Le Secrétaire à la défense américain, Donald Rumsfeld, a trouvé le moyen d’appliquer à l’Europe la loi impériale, devenue modèle de référence : divide et impera (diviser pour mieux régner). En Janvier 2003 il déclarait à propos de l’opposition de l’Europe face à l’intervention militaire américaine en Irak : « Regardez, nombre d’autres pays européens ne sont pas d’accord avec la France et l’Allemagne…mais avec les Etats-Unis (…). Quand vous pensez à l’Europe, vous pensez à l’Allemagne et à la France. Moi pas. Je crois que ça c’est la vieille Europe ». Il réussit ainsi à diviser l’Europe en « nouveaux » et « vieux » états, et en états « pro » et « anti » américains”, sans se soucier du fait qu’en réalité la majeure partie de la société européenne s’est opposée à la guerre en Irak, quel que fut le discours de leur gouvernement.
Rumsfeld avait raison
Mais, quelque part, Rumsfeld était dans le vrai. Bien que les pays d’Europe centrale et orientale ne soient pas « nouveaux », ils sont plus pro-américains que l’Europe de l’Ouest. Pourquoi ? Afin de bien analyser la situation, il est nécessaire de revenir environ 60 ans en arrière ; lorsque les Etats-Unis aidèrent à remporter la Seconde Guerre Mondiale et mirent en place le Plan Marshall pour aider à la reconstruction de l’économie dévastée de l’Europe de l’Ouest. Les Etats-Unis supportèrent massivement les initiatives économiques européennes de la fin des années 1940 et des années 1950 puis ils protégèrent les pays de l’Europe de l’Ouest contre la menace soviétique pendant la Guerre Froide. En résumé, les Etats-Unis ont vaincu les méchants (le Reich d’Hitler), libéré les gentils (les Alliés) puis les ont protégé contre les nouveaux méchants (les Soviétiques). Pendant la Guerre Froide les relations entre l’Europe de l’Ouest et les Etats-Unis ont changé peu à peu avec la montée de mouvements pacifistes de ce côté de l’Atlantique et le déclin de l’imminence de la menace soviétique. Depuis la fin de la Guerre Froide, l’Europe de l’Ouest et les Etats-Unis n’ont plus trouvé de nouveaux motifs à leur alliance étroite.

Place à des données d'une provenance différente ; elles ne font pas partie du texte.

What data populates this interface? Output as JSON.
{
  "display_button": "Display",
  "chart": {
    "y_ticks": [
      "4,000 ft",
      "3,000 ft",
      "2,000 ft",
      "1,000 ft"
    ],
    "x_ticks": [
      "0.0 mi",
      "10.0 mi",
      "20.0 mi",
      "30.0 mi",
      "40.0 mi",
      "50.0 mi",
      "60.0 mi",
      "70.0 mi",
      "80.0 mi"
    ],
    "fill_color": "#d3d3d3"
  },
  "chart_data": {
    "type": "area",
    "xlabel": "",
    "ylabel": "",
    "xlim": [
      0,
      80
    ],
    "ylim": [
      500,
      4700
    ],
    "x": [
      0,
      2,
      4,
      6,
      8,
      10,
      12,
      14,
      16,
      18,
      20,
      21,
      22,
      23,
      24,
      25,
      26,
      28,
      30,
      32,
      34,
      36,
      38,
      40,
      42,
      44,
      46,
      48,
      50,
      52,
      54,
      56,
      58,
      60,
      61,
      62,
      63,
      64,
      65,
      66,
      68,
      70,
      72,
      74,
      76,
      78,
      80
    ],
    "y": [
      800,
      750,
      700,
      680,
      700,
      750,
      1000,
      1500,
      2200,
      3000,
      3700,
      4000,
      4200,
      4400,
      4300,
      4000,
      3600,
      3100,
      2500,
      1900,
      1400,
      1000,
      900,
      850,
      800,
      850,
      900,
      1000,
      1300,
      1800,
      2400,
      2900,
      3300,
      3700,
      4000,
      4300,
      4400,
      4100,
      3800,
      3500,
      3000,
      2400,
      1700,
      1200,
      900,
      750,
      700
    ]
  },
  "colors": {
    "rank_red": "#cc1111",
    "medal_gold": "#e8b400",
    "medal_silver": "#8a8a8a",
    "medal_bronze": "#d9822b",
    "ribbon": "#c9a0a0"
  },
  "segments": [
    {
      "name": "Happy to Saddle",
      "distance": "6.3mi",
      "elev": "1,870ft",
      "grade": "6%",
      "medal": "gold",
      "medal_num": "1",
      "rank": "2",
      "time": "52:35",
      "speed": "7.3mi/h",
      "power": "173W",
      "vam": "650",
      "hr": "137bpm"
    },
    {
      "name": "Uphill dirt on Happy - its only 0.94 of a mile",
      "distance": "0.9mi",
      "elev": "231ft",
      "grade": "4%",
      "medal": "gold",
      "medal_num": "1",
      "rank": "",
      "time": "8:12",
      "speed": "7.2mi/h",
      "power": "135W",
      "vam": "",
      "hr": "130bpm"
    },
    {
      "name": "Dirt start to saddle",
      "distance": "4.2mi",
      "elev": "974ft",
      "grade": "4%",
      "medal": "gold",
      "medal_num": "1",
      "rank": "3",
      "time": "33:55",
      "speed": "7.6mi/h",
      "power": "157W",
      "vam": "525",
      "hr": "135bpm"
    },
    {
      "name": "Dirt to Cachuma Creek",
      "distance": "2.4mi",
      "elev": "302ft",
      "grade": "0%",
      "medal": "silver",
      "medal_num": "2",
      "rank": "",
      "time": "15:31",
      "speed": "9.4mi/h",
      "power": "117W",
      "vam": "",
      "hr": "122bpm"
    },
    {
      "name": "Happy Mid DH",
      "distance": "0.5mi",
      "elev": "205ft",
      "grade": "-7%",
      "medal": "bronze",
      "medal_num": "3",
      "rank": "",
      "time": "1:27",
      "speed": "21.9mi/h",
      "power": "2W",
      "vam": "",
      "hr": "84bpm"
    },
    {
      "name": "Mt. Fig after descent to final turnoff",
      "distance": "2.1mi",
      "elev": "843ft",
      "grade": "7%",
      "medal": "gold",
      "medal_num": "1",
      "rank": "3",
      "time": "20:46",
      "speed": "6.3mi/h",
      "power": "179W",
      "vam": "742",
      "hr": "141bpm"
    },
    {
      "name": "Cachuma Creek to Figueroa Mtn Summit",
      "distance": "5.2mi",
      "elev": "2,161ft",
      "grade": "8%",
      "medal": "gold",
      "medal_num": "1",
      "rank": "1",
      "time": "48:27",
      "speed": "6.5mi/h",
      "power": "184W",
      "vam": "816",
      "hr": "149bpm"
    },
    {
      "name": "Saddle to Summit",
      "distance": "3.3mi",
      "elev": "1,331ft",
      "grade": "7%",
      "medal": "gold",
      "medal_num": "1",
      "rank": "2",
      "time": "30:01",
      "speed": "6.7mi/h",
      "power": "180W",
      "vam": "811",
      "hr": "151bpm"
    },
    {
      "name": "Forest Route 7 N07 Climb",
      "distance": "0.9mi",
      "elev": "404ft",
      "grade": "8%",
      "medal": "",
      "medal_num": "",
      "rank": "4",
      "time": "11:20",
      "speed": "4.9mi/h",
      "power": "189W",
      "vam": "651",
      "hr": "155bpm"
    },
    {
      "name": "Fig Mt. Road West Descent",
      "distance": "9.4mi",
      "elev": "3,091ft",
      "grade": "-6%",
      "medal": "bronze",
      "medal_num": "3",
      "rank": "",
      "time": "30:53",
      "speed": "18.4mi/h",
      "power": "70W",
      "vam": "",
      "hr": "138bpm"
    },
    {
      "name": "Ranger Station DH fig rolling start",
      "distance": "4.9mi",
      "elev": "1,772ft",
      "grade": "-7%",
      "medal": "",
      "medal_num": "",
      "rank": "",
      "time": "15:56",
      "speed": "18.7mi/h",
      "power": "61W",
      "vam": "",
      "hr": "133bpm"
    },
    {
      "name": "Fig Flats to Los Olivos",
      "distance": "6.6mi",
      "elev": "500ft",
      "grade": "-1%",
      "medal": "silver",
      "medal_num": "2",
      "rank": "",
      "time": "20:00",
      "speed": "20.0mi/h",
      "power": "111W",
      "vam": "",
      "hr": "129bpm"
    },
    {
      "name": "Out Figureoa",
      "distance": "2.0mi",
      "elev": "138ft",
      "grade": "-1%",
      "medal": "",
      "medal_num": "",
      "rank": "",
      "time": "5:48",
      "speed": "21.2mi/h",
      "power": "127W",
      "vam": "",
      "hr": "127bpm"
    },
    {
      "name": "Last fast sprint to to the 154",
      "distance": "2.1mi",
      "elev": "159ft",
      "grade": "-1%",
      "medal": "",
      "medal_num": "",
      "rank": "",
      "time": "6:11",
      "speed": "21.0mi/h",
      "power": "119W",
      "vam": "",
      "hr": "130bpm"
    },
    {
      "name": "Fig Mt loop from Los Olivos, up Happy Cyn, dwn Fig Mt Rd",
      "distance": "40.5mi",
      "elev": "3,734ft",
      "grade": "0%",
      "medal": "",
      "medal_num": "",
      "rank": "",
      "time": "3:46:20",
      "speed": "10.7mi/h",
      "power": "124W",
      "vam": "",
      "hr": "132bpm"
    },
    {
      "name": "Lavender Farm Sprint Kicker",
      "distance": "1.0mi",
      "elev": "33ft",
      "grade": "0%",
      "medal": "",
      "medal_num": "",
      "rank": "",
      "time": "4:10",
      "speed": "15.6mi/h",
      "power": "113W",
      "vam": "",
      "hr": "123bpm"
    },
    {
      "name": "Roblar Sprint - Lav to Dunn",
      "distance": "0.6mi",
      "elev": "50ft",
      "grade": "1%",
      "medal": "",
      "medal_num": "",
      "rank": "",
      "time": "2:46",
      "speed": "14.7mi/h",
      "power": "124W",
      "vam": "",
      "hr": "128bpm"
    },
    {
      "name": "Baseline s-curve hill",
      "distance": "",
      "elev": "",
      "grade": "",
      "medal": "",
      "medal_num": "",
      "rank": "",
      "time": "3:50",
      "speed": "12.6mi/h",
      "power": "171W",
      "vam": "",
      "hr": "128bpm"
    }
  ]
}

Pendant ce temps en Europe Centrale et en Europe de l’Est le climat était tout autre. Pour ces pays là, la Seconde Guerre Mondiale, officiellement terminée en 1945, a duré au moins jusqu’en 1989. Prenez par exemple les Etats baltes (Estonie, Lituanie et Lettonie) ; tous les trois étaient de petits (néanmoins magnifiques) Etats indépendants avant la Seconde Guerre Mondiale. Mais en 1939, ils furent envahis par l’Union Soviétique qui les annexa l’année suivante. Comment pouvez vous dire à des Estoniens que la Seconde Guerre Mondiale s’est terminée en 1945 alors qu’ils n’ont retrouvé leur indépendance par rapport à l’URSS qu’en 1990 ? Pendant plus de 45 ans, les nations d’Europe Centrale et d’Europe de l’Est ont vécu le cauchemar du totalitarisme tout en rêvant à un monde libre, juste, pacifiste et économiquement riche. Ce monde idéalisé se trouvait être l’Ouest, c'est-à-dire à la fois l’Europe Occidentale et les Etats-Unis.
La sécurité avant tout
Là est la réponse à la différence d’attitudes entre d’un côté, l’Europe Centrale et Orientale et de l’autre, l’Europe de l’Ouest : une société qui recouvre sa liberté en 1945 est plus confiante en matière de sécurité et de stabilité économique. Une telle société n’a plus besoin d’un allié puissant outre-atlantique ; elle pense pouvoir s’occuper elle-même, et avec l’aide étroite de ses voisins, de sa sécurité. Cependant, une société qui ne retrouve son indépendance qu’en 1989 est beaucoup moins sûre d’elle-même et ne veut être dans aucune zone d’incertitude. C’est d’autant plus vrai lorsque cette société se sent menacée par ses voisins, comme c’est le cas pour les pays limitrophes de la Biélorussie, de l’Ukraine ou des Balkans. Les pays d’Europe Centrale et Orientale, plus faibles que ceux de l’Europe de l’Ouest, recherchent la protection d’alliés puissants, juste au cas où. C’est pourquoi, aujourd’hui, tous les Etats d’Europe Centrale font partie de l’OTAN : ils voient dans les Etats-Unis un allié militaire. Ils pensent que les Etats-Unis sont la seule puissance mondiale qui pourrait, et voudrait, les aider en cas de problème. L’OTAN et les Etats-Unis leurs apportent la sécurité. Aucun des états de l’Europe de l’Ouest ne peut en faire autant.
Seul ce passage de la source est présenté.